All was lost. I thought my life was over and my joy extinguished when my husband died, but I had still had my son to live for, my only child, and he was both the reason to keep going and the means to be able to. The years had not been kind to me. I had married with such hope. My husband, hardly known to me, was well-respected in the community as a good worker. His wife would not go hungry. I would be mistress of my own home, albeit a small one, (but what did that matter? I had lived just above poverty all my life), I would have children, many children, a woman’s glory, and maybe, just possibly, I would be the mother of the Messiah. That was of course the secret tender hope, the one no one dared put into words for fear of being laughed at. But just because every other daughter of Abraham had dreamed that dream for hundreds of years didn’t make it impossible. It had to happen some day! I had no idea, as I prepared for my wedding, that the Messiah had already been born, that was something I would only learn in the darkest hour.
We settled in Nain, and the years passed. After several years of barrenness and much desperate prayer, remembering the story of Hannah, I had one child, a fine, handsome boy. I never had another that made it to birth. My marriage was not the wonderful dream I had imagined as a naive young bride, but it was better than many. He was kind, e was fair-minded, and he never reproached me for our lack of children. I sometimes wondered if he was secretly relieved not to have too many mouths to feed, for while he worked hard the returns were poor and the Roman taxes were ruinous. We had enough, but never the abundance I had dreamt of. But this was the real world, and what more could anyone expect?

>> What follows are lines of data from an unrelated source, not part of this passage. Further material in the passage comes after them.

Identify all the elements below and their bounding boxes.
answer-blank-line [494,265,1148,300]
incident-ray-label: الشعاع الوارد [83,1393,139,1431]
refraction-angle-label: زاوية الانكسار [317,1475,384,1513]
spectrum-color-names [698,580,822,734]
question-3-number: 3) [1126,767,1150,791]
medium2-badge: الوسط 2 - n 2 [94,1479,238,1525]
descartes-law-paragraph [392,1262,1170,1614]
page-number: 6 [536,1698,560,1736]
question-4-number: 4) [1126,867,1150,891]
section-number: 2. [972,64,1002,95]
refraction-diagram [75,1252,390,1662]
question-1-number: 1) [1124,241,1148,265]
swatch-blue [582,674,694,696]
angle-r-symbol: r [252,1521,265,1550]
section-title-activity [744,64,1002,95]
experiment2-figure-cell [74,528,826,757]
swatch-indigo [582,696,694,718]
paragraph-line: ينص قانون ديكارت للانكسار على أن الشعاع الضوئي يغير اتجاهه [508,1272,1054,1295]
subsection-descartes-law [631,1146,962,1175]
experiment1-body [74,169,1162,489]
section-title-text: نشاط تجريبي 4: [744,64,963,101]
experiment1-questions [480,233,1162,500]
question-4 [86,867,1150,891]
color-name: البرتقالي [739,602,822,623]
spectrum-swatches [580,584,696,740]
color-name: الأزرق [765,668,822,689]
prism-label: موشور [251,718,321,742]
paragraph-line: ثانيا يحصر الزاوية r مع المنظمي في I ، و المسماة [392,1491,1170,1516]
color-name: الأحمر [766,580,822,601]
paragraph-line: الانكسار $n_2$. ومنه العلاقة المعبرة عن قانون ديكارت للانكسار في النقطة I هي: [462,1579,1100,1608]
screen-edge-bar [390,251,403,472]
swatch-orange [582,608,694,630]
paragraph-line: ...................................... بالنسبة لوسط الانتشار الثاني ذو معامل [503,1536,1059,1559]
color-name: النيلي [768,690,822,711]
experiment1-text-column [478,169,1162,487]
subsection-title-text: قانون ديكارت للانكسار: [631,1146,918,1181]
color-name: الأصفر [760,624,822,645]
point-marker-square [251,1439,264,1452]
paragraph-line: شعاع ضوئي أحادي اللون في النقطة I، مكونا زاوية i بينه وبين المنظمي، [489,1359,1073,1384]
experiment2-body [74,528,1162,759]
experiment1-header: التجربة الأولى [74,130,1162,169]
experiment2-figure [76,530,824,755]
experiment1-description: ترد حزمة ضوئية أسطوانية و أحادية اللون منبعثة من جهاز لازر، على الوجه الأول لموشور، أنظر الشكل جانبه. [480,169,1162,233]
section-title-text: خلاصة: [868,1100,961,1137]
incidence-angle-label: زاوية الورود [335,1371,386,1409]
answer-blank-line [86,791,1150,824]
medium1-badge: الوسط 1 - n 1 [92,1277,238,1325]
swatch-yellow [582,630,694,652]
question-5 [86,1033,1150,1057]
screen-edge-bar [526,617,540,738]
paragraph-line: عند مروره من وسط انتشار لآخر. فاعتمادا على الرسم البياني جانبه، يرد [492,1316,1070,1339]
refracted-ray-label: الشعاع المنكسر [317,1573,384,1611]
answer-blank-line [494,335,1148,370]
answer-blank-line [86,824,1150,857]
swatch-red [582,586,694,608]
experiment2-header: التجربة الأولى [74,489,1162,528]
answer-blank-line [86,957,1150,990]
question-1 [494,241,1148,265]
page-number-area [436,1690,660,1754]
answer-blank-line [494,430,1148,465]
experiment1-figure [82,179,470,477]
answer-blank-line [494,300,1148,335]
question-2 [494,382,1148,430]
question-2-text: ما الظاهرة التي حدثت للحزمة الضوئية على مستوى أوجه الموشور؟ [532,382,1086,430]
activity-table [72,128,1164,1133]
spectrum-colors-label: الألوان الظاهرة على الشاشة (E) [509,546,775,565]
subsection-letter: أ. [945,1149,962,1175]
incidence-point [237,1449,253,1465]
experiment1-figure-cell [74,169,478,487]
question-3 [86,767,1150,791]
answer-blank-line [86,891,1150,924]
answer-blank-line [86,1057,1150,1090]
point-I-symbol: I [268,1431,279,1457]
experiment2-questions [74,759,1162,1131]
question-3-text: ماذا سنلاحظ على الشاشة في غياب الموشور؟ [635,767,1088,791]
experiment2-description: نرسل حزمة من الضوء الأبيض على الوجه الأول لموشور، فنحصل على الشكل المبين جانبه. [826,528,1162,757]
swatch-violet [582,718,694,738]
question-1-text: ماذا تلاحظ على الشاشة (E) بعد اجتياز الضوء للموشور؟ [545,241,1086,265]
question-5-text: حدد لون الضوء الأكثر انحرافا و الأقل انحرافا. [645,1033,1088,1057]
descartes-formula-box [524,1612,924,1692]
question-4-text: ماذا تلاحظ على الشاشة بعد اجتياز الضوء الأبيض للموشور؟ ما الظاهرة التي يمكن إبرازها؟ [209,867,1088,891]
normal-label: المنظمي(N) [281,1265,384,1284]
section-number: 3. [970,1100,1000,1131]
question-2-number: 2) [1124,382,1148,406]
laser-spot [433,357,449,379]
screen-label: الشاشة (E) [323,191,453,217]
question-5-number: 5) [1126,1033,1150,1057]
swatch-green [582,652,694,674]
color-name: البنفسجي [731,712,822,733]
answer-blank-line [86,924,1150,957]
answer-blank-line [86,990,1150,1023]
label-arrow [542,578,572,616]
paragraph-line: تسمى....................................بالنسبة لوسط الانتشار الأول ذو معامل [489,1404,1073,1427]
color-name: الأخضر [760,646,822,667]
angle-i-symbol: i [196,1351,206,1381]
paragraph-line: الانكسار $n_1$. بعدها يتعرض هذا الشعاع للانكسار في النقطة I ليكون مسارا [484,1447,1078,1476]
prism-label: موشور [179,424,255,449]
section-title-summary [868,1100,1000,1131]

Then, just as our son was approaching manhood and learning his father’s trade, my husband started to weaken. At first he grumbled about pains, and even found fault with my cooking (which he never had before), but over the course of months it became clear that this was no mere indigestion. Before my eyes he shrank away, the little pains grew to big ones, and he could no longer work at all. I remember the day that I realised that he was dying, and how, in the midst of that tight, cold misery, I gave thanks to the God of our fathers that He had given me a fine son to take care of me and I would not be left alone and destitute. For I was a woman withered before my time, with no prospect of bearing more sons, so no other man would ever want me.
He was a fine son, who never shirked in his duty, and between us there was tenderness and laughter. I knew that I was blessed – here was no Messiah, but a good boy nonetheless, and I loved him dearly. He had brought joy into the bleakness of my life, and if still, in the silence of my heart I asked God that I might one day see the Messiah face to face, well, isn’t that the heart-longing of all our people?
Then the fever came. In the morning my son struggled to rise from his bed, in the following night he died. And when he died, I died with him, though my feet still walked above the ground. There was nothing left for me in this world, and I knew God had forgotten me. I was never more wrong.
I am not sure why there were so many people coming with us as we carried his body out of the town, but the sudden death of someone young, healthy and strong is bound to attract attention. But with so many people around, it is not surprising that I did not notice the arrival of the strangers. Besides, I felt as if it was my own heart being led out to the coldness of the tomb, and, blurred with the tears that were the most alive part of me, my eyes were downcast and saw no reason to ever be raised again. “Don’t cry,” he said.
There were no cheap emotions in those words. Many times I have heard people say ‘don’t cry’ when what they really meant was ‘don’t disturb me with feelings that make me feel uncomfortable’. This was different; this was a compassion that knew not only the death of my only son, but all the other deaths that were happening inside me. This was the heart of God meeting with my broken heart right where I was and changing the great No to a Yes. I raised my eyes in wonder, and watched as the stranger walked over to the coffin. Everyone was standing still. Everyone was barely breathing.
He touched the coffin, he spoke to my son and told him to arise. There was such authority in those quiet words that it felt as if the very universe itself could not deny him. And my son lived. My. Son. Lived. Just like that; with no effort, no spectacle, no struggle, death itself was overturned. There was clamour around us, people were declaring the presence of a great prophet, were marvelling at the mercy of God. But, in the still centre, I heard none of those things. I looked at him and knew that I had met the Messiah, and he knew and loved me. I gathered my bewildered son in my arms, and gazed into the eyes of the stranger who had met with death on my behalf. God himself was walking on the earth and he had come here just for me.